Die zwei Politik-Erklärer sind bisweilen Politik-Verteidiger. „Ich habe geradezu den pawlowschen Reflex gegen die Behauptung, früher wäre alles besser gewesen“, sagt Filzmaier. „Früher waren wir nicht einmal eine Demokratie – und zusätzlich ist alles viel komplexer geworden.“
Soll heißen: Den Problemen, mit denen die Politik heute zu kämpfen habe, könne man nicht länger mit „Insel-Lösungen im kleinen Österreich“ begegnen. Fragen wie die Teuerung und Klimakrise seien nur in Europa oder global zu lösen.

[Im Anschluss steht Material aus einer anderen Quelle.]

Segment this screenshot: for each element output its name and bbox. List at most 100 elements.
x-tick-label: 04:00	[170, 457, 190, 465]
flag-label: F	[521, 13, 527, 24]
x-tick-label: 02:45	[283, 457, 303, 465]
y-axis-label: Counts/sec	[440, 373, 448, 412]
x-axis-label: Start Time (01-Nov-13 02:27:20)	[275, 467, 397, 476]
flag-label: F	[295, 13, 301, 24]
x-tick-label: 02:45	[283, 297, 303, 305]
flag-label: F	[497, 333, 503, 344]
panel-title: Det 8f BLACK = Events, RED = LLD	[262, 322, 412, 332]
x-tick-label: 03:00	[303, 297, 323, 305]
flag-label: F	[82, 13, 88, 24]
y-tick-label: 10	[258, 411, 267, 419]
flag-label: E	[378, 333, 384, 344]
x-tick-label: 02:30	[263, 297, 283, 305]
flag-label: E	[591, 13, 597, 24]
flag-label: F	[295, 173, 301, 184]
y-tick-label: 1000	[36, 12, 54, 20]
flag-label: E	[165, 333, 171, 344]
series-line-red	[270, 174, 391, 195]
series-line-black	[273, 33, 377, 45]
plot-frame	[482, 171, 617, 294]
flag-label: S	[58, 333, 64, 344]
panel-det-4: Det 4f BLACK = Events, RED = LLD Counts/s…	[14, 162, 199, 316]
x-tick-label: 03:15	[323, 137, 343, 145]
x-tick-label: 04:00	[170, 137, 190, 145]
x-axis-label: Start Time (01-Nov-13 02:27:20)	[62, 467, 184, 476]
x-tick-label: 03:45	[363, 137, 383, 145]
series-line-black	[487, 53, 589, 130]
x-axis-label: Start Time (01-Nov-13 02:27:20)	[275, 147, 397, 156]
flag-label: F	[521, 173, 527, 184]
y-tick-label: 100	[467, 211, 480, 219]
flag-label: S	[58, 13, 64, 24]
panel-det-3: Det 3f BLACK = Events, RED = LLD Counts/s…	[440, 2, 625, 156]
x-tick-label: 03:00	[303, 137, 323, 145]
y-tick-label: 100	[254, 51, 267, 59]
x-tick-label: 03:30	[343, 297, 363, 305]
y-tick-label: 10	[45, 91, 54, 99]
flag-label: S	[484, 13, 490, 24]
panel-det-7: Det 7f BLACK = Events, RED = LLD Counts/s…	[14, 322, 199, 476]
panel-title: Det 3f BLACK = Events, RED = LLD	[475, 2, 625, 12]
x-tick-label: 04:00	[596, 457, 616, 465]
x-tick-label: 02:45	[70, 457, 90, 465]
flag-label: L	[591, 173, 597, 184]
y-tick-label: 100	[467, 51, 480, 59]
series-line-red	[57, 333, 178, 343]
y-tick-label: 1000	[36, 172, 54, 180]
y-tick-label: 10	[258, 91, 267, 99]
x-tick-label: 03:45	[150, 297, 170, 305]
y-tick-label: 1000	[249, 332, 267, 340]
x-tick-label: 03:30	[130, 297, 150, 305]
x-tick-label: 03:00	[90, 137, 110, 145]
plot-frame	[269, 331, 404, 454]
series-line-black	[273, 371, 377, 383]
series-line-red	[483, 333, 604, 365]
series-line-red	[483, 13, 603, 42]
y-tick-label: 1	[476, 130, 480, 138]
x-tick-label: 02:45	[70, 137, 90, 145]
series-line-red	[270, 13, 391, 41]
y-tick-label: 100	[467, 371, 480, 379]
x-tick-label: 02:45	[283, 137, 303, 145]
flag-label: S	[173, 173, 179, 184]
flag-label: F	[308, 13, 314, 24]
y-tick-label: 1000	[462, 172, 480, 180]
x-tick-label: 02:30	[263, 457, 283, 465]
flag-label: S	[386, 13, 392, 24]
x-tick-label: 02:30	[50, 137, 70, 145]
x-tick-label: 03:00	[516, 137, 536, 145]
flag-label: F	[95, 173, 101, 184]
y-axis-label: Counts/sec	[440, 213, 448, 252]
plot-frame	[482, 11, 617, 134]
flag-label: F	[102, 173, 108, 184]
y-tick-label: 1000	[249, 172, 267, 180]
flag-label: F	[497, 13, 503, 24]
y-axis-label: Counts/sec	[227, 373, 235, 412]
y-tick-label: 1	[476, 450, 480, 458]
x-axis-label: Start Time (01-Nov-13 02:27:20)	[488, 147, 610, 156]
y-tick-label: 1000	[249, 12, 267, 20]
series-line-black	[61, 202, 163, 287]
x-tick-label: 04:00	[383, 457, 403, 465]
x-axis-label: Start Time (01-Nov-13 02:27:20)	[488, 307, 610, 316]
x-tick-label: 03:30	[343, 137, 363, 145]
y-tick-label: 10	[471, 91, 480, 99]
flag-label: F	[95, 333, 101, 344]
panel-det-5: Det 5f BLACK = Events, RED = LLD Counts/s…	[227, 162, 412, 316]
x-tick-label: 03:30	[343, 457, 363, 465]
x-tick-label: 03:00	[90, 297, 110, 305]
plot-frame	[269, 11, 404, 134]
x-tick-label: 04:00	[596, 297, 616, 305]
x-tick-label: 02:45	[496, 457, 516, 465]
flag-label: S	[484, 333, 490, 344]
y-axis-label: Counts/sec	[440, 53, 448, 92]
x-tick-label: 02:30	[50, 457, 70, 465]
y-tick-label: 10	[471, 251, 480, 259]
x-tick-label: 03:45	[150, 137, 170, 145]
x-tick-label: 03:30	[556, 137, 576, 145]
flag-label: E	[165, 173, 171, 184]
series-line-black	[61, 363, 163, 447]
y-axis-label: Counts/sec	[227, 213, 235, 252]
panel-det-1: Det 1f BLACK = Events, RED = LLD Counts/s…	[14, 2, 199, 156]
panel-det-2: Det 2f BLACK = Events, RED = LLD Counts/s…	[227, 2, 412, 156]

Und auch, was die Medienlandschaft angeht, wurde einiges schwieriger. „Es gibt unendlich viel mehr Medienkanäle“, sagt Wolf. „Den ganzen Tag strömen Informationen auf uns ein. Und den Menschen ist dabei nicht immer klar, was davon auch nur annähernd stimmt.“
Charisma
Die Bürger seien deshalb aber keineswegs dümmer als früher. „Der Informationsbedarf ist einfach viel größer.“
Das schlechte Image von Politik und Politikern erklärt Wolf unter anderem mit der neuen Nähe: „Wir wünschen uns oft Politiker mit Charisma und Aura. Aber dazu braucht es auch eine gewisse Distanz zum Publikum.“
Durch die sozialen Medien sei diese weitgehend verloren gegangen. „Politiker stehen 24 Stunden unter Dauerbeobachtung. Das hält niemand aus, und vor allem: Wenn man jemanden 24 Stunden lang beobachtet, werden die kleinsten Schwächen und Unzulänglichkeiten deutlicher sichtbar. Niemand kann ununterbrochen perfekt sein.“
Frustration
Was nicht bedeutet, dass manche Probleme nicht hausgemacht wären. Filzmaier bringt ein Beispiel: „Wenn Politiker dummdreiste Wahlversprechen abgeben, sorgen sie später fast zwingend für Enttäuschung.“
Und wenn diese Versprechen, wie jetzt, auf Wähler mit überzogenen Erwartungen treffen, die sich von Politikern „Instant-Lösungen in Sekundenschnelle“ erwarten, ist die Frustration am Ende maximal.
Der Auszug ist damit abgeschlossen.